Scientific studies examining the effects of sleep deprivation typically keep people awake only for from 24 to 72 hoursfor ethical reasons. The researchers found gradual declines in reaction time, working memory, attentiveness, math ability, and decision making.

A 2004 study who kept 21 volunteers awake for 36 hours on three separate occasions, found that some people suffered from the aforementioned effects, while others seemed to have a particular resistance to sleep deprivation and loss of mental function.

Read more: What happens when we go without sleep?

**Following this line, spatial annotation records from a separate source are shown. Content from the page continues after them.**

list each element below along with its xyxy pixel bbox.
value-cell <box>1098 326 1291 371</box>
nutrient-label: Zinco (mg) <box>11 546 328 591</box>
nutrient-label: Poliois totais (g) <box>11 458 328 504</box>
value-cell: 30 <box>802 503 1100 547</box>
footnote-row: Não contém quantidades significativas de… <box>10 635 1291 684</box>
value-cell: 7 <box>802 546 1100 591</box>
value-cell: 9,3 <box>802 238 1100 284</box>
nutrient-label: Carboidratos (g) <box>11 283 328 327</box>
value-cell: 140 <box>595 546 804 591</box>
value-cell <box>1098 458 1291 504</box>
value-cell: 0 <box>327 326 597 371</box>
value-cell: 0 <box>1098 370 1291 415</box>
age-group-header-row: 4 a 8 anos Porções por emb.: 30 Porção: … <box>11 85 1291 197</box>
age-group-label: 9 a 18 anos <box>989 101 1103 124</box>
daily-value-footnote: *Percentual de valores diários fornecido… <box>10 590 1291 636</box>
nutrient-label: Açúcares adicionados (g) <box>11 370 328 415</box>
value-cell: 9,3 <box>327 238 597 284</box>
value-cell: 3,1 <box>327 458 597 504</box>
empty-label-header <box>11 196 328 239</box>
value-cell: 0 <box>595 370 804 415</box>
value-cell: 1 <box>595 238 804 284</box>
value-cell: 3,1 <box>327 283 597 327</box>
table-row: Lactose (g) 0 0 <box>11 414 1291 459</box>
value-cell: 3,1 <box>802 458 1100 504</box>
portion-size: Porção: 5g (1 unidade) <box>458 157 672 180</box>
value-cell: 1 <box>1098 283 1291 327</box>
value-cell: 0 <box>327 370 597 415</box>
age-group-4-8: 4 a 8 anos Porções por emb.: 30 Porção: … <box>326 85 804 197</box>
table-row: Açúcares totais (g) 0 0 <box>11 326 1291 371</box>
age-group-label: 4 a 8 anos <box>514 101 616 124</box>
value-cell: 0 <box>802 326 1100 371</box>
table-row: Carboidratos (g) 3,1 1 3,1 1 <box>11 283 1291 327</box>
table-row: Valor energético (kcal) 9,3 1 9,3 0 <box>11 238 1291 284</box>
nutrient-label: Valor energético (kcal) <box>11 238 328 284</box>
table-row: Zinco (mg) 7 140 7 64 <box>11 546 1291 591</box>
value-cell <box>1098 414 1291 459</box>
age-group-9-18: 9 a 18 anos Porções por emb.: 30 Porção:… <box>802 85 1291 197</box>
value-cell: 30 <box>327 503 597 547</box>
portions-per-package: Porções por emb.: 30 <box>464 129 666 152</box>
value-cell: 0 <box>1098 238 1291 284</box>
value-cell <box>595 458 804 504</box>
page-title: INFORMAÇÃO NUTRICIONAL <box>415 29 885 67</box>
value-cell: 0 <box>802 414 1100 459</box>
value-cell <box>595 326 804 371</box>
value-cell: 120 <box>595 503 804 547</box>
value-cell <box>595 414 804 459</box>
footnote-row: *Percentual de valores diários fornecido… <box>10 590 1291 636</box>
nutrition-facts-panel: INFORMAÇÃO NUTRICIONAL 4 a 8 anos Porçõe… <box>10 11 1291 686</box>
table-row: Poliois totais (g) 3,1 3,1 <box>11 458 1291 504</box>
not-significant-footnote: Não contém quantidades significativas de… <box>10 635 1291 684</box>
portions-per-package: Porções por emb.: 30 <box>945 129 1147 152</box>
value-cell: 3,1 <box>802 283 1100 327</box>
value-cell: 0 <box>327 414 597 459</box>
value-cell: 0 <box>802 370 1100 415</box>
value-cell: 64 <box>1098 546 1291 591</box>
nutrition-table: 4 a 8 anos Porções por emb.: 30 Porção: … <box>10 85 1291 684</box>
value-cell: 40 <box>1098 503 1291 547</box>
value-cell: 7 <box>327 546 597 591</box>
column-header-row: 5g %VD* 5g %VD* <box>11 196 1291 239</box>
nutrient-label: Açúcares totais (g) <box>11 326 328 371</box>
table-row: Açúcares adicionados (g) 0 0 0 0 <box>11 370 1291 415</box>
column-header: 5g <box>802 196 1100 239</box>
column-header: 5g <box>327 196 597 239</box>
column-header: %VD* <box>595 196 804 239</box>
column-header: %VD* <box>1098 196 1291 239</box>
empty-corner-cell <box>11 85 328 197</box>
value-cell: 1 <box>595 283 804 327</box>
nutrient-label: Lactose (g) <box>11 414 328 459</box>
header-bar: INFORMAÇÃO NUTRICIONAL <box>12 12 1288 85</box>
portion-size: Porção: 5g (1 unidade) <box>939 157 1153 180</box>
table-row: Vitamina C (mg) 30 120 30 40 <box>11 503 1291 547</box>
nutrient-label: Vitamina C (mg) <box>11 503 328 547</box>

Can you die from lack of sleep?

Indirectly, yes.

In 2012, a 26-year-old Chinese man died after staying up 11 nights in a row to watch football matches of the European Championship on TV while smoking and drinking beer. Hello reportedly returned home after watching the last game with friends, took a shower, fell asleep around 5 am and never woke up again.

A local emergency room doctor later said the man “was in good health. But staying up all night and not getting enough sleep weakened his immune system, and he drank and smoked while watching. [games]causing his condition.”

familial insomnia

Sleep deprivation also plays a role in a rare genetic disorder, fatal familial insomnia (FFI), which slowly renders its victims unable to sleep for about 18 months (or longer) and eventually kills them. A prion disease such as mad cow disease, FFI causes excruciating panic attacks and paranoia, other mental symptoms including depression.

The nervous symptoms are relentless and “marked by increased heart rate, blood pressure, temperature, sweating, respiration, and stress hormones.” Sleep Foundation.

FFI victims share much in common with delirium tremens, also known as severe alcohol withdrawal, with its hallucinations, extreme anxiety and high blood pressure. But instead of lasting a few days, FFI can last for years as dementia sets in, along with speech and movement difficulties. At some point, a person may completely lose the ability to sleep and inevitably fall into a coma and die.

Norepinephrine, a stimulating neurotransmitter, rushes through the bodies of both DT and FFI sufferers, while the nocturnal peak of sleep-inducing melatonin somehow never occurs.